J’ai subi des violences, de l’inceste, de celui qu’en espagnol on appelle « l’oncle politique » (oncle par alliance, NDLR). C’était avant mes 6 ans, en France. J’ai « rescapé » une photo de mes 4 ans, il est derrière, et je pense que cela avait déjà lieu à ce moment-là. Dans les flashes où je revois la scène, il est assis par terre, et moi je suis tout petit à côté. Ça s’est passé dans la loge de concierge de ma tante, où elle vivait avec sa famille.
Ma mère est au courant pour l’inceste, je lui ai annoncé il y a quelques années, vers Noël. Le moment a été très mélodramatique. Je ne sais pas à quel âge les choses se sont passées, je ne me souviens pas. Mon corps, aujourd’hui, je ne sais d’ailleurs pas quel âge il a.
Mon père n’était pas très présent. Il rodait autour de nous, sans jamais vraiment être là. Et vers mes 6 ans, tout d’un coup, au moment des fêtes de Noël, on se casse en Espagne. Sans prévenir. Il nous prend sous le bras, ma mère reste quelques jours de plus. Pour que ma mère suive, il exerçait des violences conjugales, psychologiques, économiques surtout. Elle était la seule qui rapportait de l’argent à la maison.
Je m’étais habitué à la vie en Espagne, j’allais dans un lycée français très élitiste, j’avais de bonnes notes, j’allais à la piscine, je faisais du tennis, etc. À ce moment-là, ça allait.
Je n’ai plus tellement de souvenirs, mais je sais qu’il y a eu un avant/après notre départ en Espagne.
À l’époque en Espagne, je suis mal dans mon corps et très solitaire. Je prends du poids.
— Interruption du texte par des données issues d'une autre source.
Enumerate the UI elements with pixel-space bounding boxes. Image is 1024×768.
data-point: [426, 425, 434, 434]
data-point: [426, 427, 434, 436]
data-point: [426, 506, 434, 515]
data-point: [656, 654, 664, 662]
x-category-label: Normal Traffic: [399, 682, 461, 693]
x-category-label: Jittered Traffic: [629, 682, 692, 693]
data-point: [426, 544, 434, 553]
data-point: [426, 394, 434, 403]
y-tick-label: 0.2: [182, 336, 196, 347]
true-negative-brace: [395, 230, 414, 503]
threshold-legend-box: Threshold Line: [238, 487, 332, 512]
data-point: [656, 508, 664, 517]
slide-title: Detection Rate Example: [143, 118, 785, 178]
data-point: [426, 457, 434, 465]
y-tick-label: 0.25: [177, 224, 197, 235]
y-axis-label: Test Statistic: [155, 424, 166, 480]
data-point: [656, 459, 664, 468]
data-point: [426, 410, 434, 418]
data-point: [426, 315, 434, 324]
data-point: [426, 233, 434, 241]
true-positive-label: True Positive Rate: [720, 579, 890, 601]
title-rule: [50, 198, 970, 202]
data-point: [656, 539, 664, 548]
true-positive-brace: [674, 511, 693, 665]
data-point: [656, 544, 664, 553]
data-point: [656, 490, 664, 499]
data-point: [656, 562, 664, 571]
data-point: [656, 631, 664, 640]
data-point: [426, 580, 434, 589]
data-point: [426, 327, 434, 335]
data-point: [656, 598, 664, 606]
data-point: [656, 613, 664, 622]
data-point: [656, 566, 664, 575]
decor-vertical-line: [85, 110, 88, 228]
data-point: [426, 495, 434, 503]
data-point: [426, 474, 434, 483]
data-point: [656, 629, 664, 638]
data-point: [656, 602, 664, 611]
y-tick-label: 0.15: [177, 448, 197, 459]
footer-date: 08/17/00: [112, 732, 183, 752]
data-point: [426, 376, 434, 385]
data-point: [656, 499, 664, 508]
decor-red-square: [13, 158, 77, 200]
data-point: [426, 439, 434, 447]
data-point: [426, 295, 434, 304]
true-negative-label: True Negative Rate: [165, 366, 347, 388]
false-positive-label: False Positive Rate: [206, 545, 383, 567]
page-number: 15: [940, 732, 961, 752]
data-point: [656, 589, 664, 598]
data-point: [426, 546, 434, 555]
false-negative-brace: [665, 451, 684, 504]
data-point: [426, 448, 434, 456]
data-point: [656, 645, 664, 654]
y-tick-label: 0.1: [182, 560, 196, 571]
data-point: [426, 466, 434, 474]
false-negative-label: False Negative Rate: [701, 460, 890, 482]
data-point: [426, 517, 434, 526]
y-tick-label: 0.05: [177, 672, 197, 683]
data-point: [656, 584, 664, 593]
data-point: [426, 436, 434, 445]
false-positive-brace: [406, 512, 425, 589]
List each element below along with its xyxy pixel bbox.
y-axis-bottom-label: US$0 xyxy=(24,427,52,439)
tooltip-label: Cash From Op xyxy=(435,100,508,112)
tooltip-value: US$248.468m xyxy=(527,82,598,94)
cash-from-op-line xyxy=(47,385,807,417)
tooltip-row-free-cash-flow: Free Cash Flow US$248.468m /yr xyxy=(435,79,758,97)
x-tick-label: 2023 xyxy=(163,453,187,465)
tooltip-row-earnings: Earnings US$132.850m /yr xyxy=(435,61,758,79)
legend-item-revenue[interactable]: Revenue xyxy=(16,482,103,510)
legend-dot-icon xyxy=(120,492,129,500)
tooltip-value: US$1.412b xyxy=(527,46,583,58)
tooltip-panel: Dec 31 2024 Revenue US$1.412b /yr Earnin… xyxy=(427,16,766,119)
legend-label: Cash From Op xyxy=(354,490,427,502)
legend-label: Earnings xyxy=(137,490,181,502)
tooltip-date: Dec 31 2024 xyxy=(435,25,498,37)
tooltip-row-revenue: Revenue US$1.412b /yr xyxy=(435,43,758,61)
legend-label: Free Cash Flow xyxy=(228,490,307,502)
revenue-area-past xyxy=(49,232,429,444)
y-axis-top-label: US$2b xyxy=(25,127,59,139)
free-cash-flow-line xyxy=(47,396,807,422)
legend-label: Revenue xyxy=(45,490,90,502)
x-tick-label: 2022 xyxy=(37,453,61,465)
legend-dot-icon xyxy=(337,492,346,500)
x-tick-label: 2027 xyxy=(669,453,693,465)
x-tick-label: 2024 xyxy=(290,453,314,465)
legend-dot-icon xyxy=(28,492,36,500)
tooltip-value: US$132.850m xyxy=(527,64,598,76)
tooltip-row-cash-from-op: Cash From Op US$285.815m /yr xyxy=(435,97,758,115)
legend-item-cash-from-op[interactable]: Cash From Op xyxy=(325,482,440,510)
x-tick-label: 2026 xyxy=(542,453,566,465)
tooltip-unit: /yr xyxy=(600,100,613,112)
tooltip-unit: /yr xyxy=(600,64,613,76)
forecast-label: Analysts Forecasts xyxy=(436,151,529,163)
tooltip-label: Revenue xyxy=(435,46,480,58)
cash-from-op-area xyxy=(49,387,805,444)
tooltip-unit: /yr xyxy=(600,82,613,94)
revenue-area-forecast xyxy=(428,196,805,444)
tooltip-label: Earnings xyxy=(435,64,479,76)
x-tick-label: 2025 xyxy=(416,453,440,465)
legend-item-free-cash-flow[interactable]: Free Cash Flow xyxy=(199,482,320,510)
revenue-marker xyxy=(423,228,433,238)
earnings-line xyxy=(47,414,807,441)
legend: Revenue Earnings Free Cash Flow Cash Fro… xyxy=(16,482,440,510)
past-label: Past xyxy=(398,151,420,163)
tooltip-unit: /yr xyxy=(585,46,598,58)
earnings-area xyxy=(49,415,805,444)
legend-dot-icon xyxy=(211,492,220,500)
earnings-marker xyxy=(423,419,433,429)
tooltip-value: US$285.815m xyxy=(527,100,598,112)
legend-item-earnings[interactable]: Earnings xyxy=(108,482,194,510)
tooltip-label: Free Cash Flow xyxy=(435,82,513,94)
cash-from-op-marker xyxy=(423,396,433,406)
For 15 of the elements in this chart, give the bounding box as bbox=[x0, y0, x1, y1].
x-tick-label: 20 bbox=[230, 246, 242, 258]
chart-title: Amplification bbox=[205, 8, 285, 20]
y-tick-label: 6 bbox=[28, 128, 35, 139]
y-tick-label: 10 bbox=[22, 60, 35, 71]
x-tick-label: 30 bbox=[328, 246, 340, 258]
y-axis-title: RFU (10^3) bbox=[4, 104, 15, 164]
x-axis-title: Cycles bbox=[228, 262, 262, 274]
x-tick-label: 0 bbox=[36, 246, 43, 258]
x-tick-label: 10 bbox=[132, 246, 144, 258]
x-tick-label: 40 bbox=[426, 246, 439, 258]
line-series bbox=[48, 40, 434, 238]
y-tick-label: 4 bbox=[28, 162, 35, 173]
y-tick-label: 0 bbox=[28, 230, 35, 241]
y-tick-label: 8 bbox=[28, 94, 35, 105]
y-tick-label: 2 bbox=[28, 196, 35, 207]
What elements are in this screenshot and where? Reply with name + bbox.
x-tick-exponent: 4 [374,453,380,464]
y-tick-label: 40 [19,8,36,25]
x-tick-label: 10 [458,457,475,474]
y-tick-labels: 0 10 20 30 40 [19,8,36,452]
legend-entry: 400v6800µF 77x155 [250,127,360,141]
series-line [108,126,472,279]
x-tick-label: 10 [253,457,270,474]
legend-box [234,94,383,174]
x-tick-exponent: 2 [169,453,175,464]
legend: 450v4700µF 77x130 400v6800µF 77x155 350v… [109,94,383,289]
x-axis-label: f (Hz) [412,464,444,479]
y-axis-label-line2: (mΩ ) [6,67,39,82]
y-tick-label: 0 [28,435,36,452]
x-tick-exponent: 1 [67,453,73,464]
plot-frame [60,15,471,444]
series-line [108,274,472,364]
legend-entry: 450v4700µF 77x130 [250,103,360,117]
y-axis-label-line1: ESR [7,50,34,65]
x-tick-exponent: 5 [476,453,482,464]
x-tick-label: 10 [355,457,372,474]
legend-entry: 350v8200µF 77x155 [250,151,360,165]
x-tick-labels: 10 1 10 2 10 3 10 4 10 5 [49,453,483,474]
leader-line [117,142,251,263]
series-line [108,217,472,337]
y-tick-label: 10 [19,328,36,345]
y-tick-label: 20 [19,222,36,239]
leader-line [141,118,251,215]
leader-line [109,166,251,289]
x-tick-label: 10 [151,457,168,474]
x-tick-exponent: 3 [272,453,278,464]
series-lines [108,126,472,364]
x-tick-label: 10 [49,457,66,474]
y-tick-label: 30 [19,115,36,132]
Il y a un mal-être, mais en même temps, ça va. Dans la famille, je suis celui qui va bien. J’ai le sens des responsabilités : mon frère a des problèmes, mon père, on ne peut pas compter sur lui et ma mère travaille de 6 heures à 23 heures. Elle a trois boulots pour nous faire vivre : ménage, auxiliaire de vie, et travail à l’usine.
C’est moi qui, de 7 à 10 ans, prends en charge mon frère. Je suis très valorisé pour ça à cette époque. Je ne fais pas parler de moi, j’ai des bons résultats à l’école. Cela reste de bonnes années dans mon souvenir – les moins pires. Je fais du basket, bien sûr je suis un peu déçu que mes parents soient les seuls qui ne viennent pas me voir jouer… mais je suis dans ma bulle.
Le schéma se reproduit quand j’ai 12 ans. Cette fois, c’est ma mère qui nous oblige à quitter l’Espagne du jour au lendemain, et on est hébergés pendant un an chez mon agresseur. C’était devenu nécessaire de partir car ma mère s’était retrouvée au chômage et n’avait plus de quoi nous faire vivre. Dans le même temps, mon frère tombait dans la délinquance, il commençait à y avoir des menaces de représailles du voisinage, ma mère paniquait.
Ça a été très dur. Chez mon agresseur, je commence dès lors à ressentir des choses négatives à son égard, quelque chose chez lui de très malaisant.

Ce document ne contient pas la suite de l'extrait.